Il CPM si servì inizialmente come strumento di lotta di una pubblicazione, a periodicità discontinua, e della quale vennero stampati nel corso del 1970 soltanto due numeri[7][8], con il titolo "Sinistra Proletaria", mentre altri fogli videro la luce privi di titolo. I fogli erano di 2-4 facciate formato tabloid, e vennero diffusi nell'area metropolitana milanese. Nel luglio 1970 nasce la più compiuta e diffusa rivista "Sinistra Proletaria", che nel numero zero riporta ancora la dicitura "a cura del CPM", dicitura che scompare nei numeri successivi, siglando la sparizione de facto del CPM stesso, sostituito da Sinistra Proletaria. La sede del movimento rimane la stessa, Via Curtatone 12 a Milano.[9]

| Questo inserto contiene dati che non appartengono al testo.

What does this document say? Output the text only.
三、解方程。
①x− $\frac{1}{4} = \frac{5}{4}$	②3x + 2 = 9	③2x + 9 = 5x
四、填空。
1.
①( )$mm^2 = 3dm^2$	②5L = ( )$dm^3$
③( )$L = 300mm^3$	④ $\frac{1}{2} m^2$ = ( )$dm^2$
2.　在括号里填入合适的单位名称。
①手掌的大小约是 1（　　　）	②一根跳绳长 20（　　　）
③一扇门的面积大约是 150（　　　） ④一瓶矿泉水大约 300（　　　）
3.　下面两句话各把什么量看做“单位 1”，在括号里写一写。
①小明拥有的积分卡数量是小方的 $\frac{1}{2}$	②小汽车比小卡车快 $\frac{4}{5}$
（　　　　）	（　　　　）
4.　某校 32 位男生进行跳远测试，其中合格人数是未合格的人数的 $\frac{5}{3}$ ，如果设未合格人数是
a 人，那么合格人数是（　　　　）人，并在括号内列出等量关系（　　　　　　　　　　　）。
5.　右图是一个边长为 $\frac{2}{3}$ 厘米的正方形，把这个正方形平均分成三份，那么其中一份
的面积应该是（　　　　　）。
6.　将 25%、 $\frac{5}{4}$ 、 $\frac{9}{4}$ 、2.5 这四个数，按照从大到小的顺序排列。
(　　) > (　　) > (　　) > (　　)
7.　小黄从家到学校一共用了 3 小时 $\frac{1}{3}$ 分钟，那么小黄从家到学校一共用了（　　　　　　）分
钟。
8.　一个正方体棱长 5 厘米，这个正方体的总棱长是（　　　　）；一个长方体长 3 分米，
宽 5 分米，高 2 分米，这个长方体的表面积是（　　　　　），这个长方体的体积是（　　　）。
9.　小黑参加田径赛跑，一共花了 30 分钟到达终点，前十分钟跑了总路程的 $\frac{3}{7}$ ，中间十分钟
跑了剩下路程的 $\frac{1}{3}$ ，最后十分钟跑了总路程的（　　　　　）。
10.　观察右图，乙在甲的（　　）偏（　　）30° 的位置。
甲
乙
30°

Dal 1º al 4 novembre 1969, organizza un convegno di studi l'albergo Stella maris a Chiavari, durante il quale alcuni ritengono che vengano poste le basi per la futura costituzione delle Brigate Rosse. Questa la testimonianza di Renato Curcio, sul questo evento:

«Con un gruppo ristretto di una sessantina di delegati del Collettivo Politico Metropolitano ci riunimmo nella pensione Stella Maris di Chiavari. Dopo due giorni di dibattito in una fredda saletta, decidemmo di trasformarci in un gruppo piu` centralizzato: che chiamammo Sinistra Proletaria. Uno dei problemi da affrontare era quello "dell’organizzazione della forza": così avviammo un’intricata discussione sul ruolo e i metodi del servizio d’ordine, ossia di quel nucleo duro d’azione che ogni gruppo extraparlamentare aveva creato nel proprio interno. E nel documento elaborato al convegno di Chiavari, il cosiddetto Libretto giallo, parlando dell’autonomia operaia introducemmo per la prima volta una riflessione sull’ipotesi della lotta armata»

Dopo la strage di Piazza Fontana del 12 dicembre 1969 il CPM continuò la sua azione per parte del 1970, divenendo una delle organizzazioni più attive a Milano. I suoi punti di forza furono l'azione nelle grandi fabbriche lombarde (appoggiandosi ai CUB e ai GdS fondanti).

L'incrudimento del clima sociale che si ebbe all'inizio del 1970 contribuirono alla trasformazione del CPM in una organizzazione più centralizzata, Sinistra Proletaria (SP), dove la componente favorevole alla lotta armata quale strumento della lotta rivoluzionaria e di classe divenne man mano preponderante, dinanzi alla sensazione - percepita non solo nel CPM e SP ma in tutte le componenti della sinistra fino al PCI - di una pesante deriva a destra e involuzione autoritaria dello Stato, con pericoli di colpo di Stato.

Dalla metà del 1970 la discussione all'interno del CPM/SP si incentrò quindi sulla questione della lotta armata, dell'uso della violenza e del ricorso alla clandestinità [11].